Cancer cachexia associates with a systemic autophagy-inducing activity mimicked by cancer cell-derived IL-6 trans-signaling

Wissenschaftlicher Artikel/Review - 17.05.2017

Bereiche
PubMed
DOI

Zitation
Pettersen K, Amundsen T, Grønberg B, Strasser F, Stephens N, Hoem D, Molven A, Kaasa S, Fearon K, Jacobi C, Sørhaug S, Skorpen F, Romundstad P, Andersen S, Degen S, Tadini V, Grosjean J, Hatakeyama S, Tesfahun A, Moestue S, Kim J, Nonstad U, Bjørkøy G. Cancer cachexia associates with a systemic autophagy-inducing activity mimicked by cancer cell-derived IL-6 trans-signaling. Sci Rep 2017; 7:2046.
Art
Wissenschaftlicher Artikel/Review (Englisch)
Zeitschrift
Sci Rep 2017; 7
Veröffentlichungsdatum
17.05.2017
eISSN (Online)
2045-2322
Seiten
2046
Kurzbeschreibung/Zielsetzung

The majority of cancer patients with advanced disease experience weight loss, including loss of lean body mass. Severe weight loss is characteristic for cancer cachexia, a condition that significantly impairs functional status and survival. The underlying causes of cachexia are incompletely understood, and currently no therapeutic approach can completely reverse the condition. Autophagy coordinates lysosomal destruction of cytosolic constituents and is systemically induced by starvation. We hypothesized that starvation-mimicking signaling compounds secreted from tumor cells may cause a systemic acceleration of autophagy during cachexia.
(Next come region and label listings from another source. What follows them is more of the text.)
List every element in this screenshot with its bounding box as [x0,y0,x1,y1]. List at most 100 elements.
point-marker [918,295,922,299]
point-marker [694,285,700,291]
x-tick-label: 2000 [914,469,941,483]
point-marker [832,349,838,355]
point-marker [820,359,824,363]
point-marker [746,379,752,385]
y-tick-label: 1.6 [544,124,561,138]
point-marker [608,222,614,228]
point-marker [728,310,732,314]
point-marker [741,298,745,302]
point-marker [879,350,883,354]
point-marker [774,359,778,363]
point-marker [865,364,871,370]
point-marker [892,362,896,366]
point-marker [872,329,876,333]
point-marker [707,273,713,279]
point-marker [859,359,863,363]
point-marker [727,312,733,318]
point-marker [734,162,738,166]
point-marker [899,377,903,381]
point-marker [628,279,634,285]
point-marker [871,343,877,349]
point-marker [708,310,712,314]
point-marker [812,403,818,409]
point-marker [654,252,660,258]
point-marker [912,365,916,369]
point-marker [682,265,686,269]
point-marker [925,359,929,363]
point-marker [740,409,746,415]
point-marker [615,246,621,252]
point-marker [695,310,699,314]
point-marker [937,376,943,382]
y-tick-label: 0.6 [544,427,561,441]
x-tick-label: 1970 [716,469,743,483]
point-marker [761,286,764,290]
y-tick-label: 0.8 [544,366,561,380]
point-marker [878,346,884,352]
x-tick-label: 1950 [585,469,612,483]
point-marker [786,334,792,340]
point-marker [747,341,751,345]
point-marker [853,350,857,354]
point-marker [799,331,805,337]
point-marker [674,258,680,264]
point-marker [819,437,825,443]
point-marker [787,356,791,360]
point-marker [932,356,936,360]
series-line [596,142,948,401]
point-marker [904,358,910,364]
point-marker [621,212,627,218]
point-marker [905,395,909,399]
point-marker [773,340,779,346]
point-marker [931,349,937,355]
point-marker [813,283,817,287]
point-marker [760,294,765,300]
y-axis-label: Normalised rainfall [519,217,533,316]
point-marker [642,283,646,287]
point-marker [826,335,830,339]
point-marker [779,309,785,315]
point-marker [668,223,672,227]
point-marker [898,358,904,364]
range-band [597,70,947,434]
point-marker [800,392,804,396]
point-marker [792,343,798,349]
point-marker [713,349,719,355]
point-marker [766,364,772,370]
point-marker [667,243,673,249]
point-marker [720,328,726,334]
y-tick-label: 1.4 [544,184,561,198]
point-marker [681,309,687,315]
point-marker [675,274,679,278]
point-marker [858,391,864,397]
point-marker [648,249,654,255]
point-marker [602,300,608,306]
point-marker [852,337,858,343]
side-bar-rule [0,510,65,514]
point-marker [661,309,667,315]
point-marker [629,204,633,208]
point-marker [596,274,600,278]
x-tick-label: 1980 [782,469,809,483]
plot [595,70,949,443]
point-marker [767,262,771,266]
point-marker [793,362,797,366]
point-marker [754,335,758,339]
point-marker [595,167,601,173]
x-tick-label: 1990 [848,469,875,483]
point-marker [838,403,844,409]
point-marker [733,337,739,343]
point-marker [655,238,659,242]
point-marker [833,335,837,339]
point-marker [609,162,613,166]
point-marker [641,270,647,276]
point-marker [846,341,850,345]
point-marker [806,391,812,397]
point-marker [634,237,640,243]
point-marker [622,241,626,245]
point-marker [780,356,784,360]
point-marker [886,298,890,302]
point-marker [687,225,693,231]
We found that IL-6 secreted by tumor cells accelerates autophagy in myotubes when complexed with soluble IL-6 receptor (trans-signaling). In lung cancer patients, were cachexia is prevalent, there was a significant correlation between elevated IL-6 expression in the tumor and poor prognosis of the patients. We found evidence for an autophagy-inducing bioactivity in serum from cancer patients and that this is clearly associated with weight loss. Importantly, the autophagy-inducing bioactivity was reduced by interference with IL-6 trans-signaling. Together, our findings suggest that IL-6 trans-signaling may be targeted in cancer cachexia.